Accueil   >   Actualité   >   Initiatives

Dunkerque

S’inscrire à l’infolettre :

Régie publique de l’eau : lançons le débat !

Publié le 8 juin 2015

En mai 2014 les communistes du Dunkerquois ont écrit au Vice président de la CUD, chargé de l’eau et de l’assainissement, en demandant de créer les conditions d’un débat sur la reprise en main de la maîtrise public de l’eau et de l’assainissement dés la fin du contrat d’affermage avec la lyonnaise des eaux le 31 octobre 2017. Réponse a été faite en octobre 2014.


Un peu d’histoire marquant des similitudes sinon plus

C’est en 1924 que la Lyonnaise des eaux acquiert l’entreprise les Eaux de Dunkerque afin d’étendre son développement. Votre facture c’est maintenant les Eaux du Dunkerquois. Similitude ? Ou la puissance public s’efface devant la multinationale ? Il est écrit dans la publication « l’Eau du Dunkerquois » : « le 14 octobre 2013, le SMAERD et Lyonnaise des Eaux se sont associé pour créer leur marque locale : l’eau du Dunkerquois. Une avancée symbolique qui concrétise un partenariat de longue date entre ces deux acteurs de l’eau. ». Il y a effectivement là une énorme symbolique celle de l’emprise de la puissance privée de cette multinationale sur la puissance public.

En novembre 2011, Philippe Maillard (nouveau DG de la lyonnaise) a présenté au congrès des Maires de France son « contrat pour la sécurité de l’eau ». Ce DG parle de proposer des « contrats plus transparents aux élus »qui « répondent au constat partagé qu’il faut réinventer la gouvernance de l’eau ... ».Il parle aussi de « nouveau mode de facturation ». Dans la réponse qui nous a été faite par le Vice Président de la CUD on trouve ceci (dans le cadre de la révision des clauses du contrat d’affermage avec la Lyonnaise) : « nous avons négocié un avenant N°4. Il introduit la tarification éco-solidaire de l’eau tout en modernisant les clauses en matière de transparence et de gouvernance partagée... ». Là encore similitudes ? Ou c’est la Lyonnaise qui tient le stylo ?

La grosse arnaque

C’est dans un tintamarre médiatique assourdissant que Dunkerque a fait l’actualité avec son tarif « éco-solidaire » de l’eau.(CUD et Lyonnaise de concert). Voici la déclaration de Philippe Maillard, patron de la Lyonnaise, dans un article du Monde le 22 septembre 2012 : « Ce nouveau type de tarification, qui nous a demandé deux ans de mise au point, est bénéfique pour tout le monde : il va permettre à 80% (chiffre repris dans la réponse à notre courrier) des foyers de voir leur facture baisser tout en maintenant un équilibre financier durable entre la collectivité et nous. ».

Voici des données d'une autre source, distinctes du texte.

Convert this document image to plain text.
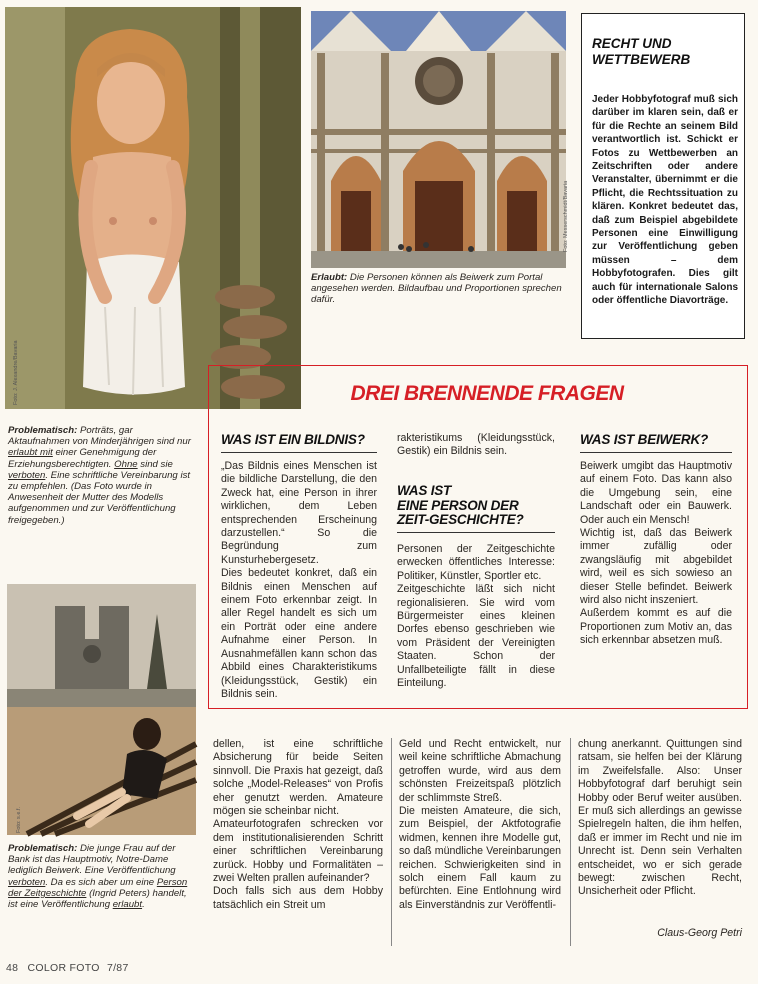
Foto: J. Alexandre/Bavaria
Foto: Messerschmidt/Bavaria
Erlaubt: Die Personen können als Beiwerk zum Portal angesehen werden. Bildaufbau und Proportionen sprechen dafür.
RECHT UND WETTBEWERB
Jeder Hobbyfotograf muß sich darüber im klaren sein, daß er für die Rechte an seinem Bild verantwortlich ist. Schickt er Fotos zu Wettbewerben an Zeitschriften oder andere Veranstalter, übernimmt er die Pflicht, die Rechtssituation zu klären. Konkret bedeutet das, daß zum Beispiel abgebildete Personen eine Einwilligung zur Veröffentlichung geben müssen – dem Hobbyfotografen. Dies gilt auch für internationale Salons oder öffentliche Diavorträge.
Problematisch: Porträts, gar Aktaufnahmen von Minderjährigen sind nur erlaubt mit einer Genehmigung der Erziehungsberechtigten. Ohne sind sie verboten. Eine schriftliche Vereinbarung ist zu empfehlen. (Das Foto wurde in Anwesenheit der Mutter des Modells aufgenommen und zur Veröffentlichung freigegeben.)
DREI BRENNENDE FRAGEN
WAS IST EIN BILDNIS?
„Das Bildnis eines Menschen ist die bildliche Darstellung, die den Zweck hat, eine Person in ihrer wirklichen, dem Leben entsprechenden Erscheinung darzustellen.“ So die Begründung zum Kunsturhebergesetz.
Dies bedeutet konkret, daß ein Bildnis einen Menschen auf einem Foto erkennbar zeigt. In aller Regel handelt es sich um ein Porträt oder eine andere Aufnahme einer Person. In Ausnahmefällen kann schon das Abbild eines Charakteristikums (Kleidungsstück, Gestik) ein Bildnis sein.
rakteristikums (Kleidungsstück, Gestik) ein Bildnis sein.
WAS IST
EINE PERSON DER ZEIT-GESCHICHTE?
Personen der Zeitgeschichte erwecken öffentliches Interesse: Politiker, Künstler, Sportler etc.
Zeitgeschichte läßt sich nicht regionalisieren. Sie wird vom Bürgermeister eines kleinen Dorfes ebenso geschrieben wie vom Präsident der Vereinigten Staaten. Schon der Unfallbeteiligte fällt in diese Einteilung.
WAS IST BEIWERK?
Beiwerk umgibt das Hauptmotiv auf einem Foto. Das kann also die Umgebung sein, eine Landschaft oder ein Bauwerk. Oder auch ein Mensch!
Wichtig ist, daß das Beiwerk immer zufällig oder zwangsläufig mit abgebildet wird, weil es sich sowieso an dieser Stelle befindet. Beiwerk wird also nicht inszeniert.
Außerdem kommt es auf die Proportionen zum Motiv an, das sich erkennbar absetzen muß.
Foto: s.e.f.
Problematisch: Die junge Frau auf der Bank ist das Hauptmotiv, Notre-Dame lediglich Beiwerk. Eine Veröffentlichung verboten. Da es sich aber um eine Person der Zeitgeschichte (Ingrid Peters) handelt, ist eine Veröffentlichung erlaubt.
dellen, ist eine schriftliche Absicherung für beide Seiten sinnvoll. Die Praxis hat gezeigt, daß solche „Model-Releases“ von Profis eher genutzt werden. Amateure mögen sie scheinbar nicht.
Amateurfotografen schrecken vor dem institutionalisierenden Schritt einer schriftlichen Vereinbarung zurück. Hobby und Formalitäten – zwei Welten prallen aufeinander?
Doch falls sich aus dem Hobby tatsächlich ein Streit um
Geld und Recht entwickelt, nur weil keine schriftliche Abmachung getroffen wurde, wird aus dem schönsten Freizeitspaß plötzlich der schlimmste Streß.
Die meisten Amateure, die sich, zum Beispiel, der Aktfotografie widmen, kennen ihre Modelle gut, so daß mündliche Vereinbarungen reichen. Schwierigkeiten sind in solch einem Fall kaum zu befürchten. Eine Entlohnung wird als Einverständnis zur Veröffentli-
chung anerkannt. Quittungen sind ratsam, sie helfen bei der Klärung im Zweifelsfalle. Also: Unser Hobbyfotograf darf beruhigt sein Hobby oder Beruf weiter ausüben. Er muß sich allerdings an gewisse Spielregeln halten, die ihm helfen, daß er immer im Recht und nie im Unrecht ist. Denn sein Verhalten entscheidet, wo er sich gerade bewegt: zwischen Recht, Unsicherheit oder Pflicht.
Claus-Georg Petri
48 COLOR FOTO 7/87
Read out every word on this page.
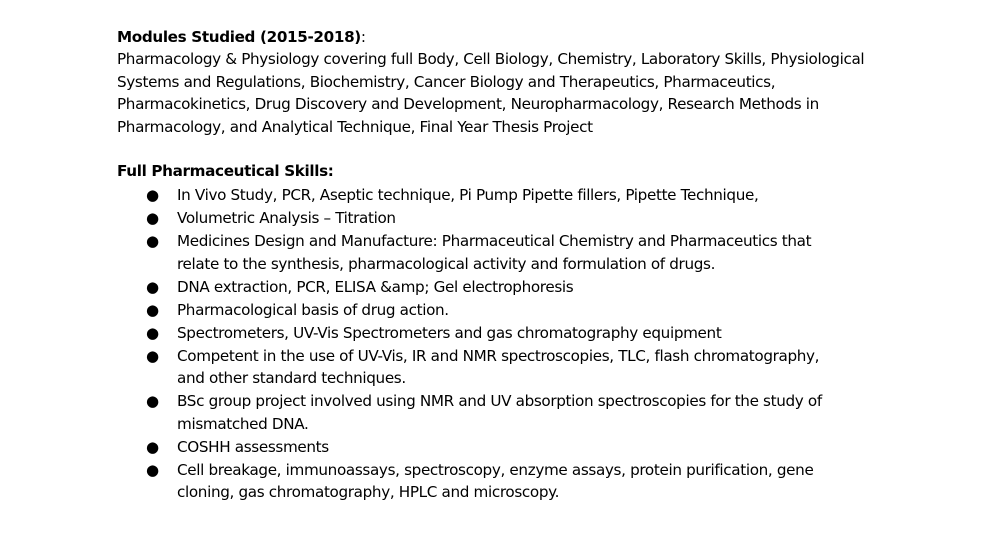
Modules Studied (2015-2018):

Pharmacology & Physiology covering full Body, Cell Biology, Chemistry, Laboratory Skills, Physiological Systems and Regulations, Biochemistry, Cancer Biology and Therapeutics, Pharmaceutics, Pharmacokinetics, Drug Discovery and Development, Neuropharmacology, Research Methods in Pharmacology, and Analytical Technique, Final Year Thesis Project

Full Pharmaceutical Skills:

● In Vivo Study, PCR, Aseptic technique, Pi Pump Pipette fillers, Pipette Technique,
● Volumetric Analysis – Titration
● Medicines Design and Manufacture: Pharmaceutical Chemistry and Pharmaceutics that relate to the synthesis, pharmacological activity and formulation of drugs.
● DNA extraction, PCR, ELISA &amp; Gel electrophoresis
● Pharmacological basis of drug action.
● Spectrometers, UV-Vis Spectrometers and gas chromatography equipment
● Competent in the use of UV-Vis, IR and NMR spectroscopies, TLC, flash chromatography, and other standard techniques.
● BSc group project involved using NMR and UV absorption spectroscopies for the study of mismatched DNA.
● COSHH assessments
● Cell breakage, immunoassays, spectroscopy, enzyme assays, protein purification, gene cloning, gas chromatography, HPLC and microscopy.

Ainsi donc ce tarif « éco-solidaire » de Dunkerque n’est ni-plus ni-moins que le maintien des marges de Suez-Lyonnaise et le financement du tarif social par un transfert entre abonnés. En fait de solidarité, c’est une grossière arnaque, puisque c’est bien la Lyonnaise des eaux qui a préparé ce système de tarification sur la base de ses connaissances fines de tous les abonnés (consommation, ressources, composition du foyer) permettant de positionner les curseurs des trois tranches tarifaires au bon endroit afin de préserver ses marges.

VOUS AVEZ DIT SOLIDAIRE ? SEULS LES ABONNES LE SONT !

Sortir de la dictature économique de ces multinationales.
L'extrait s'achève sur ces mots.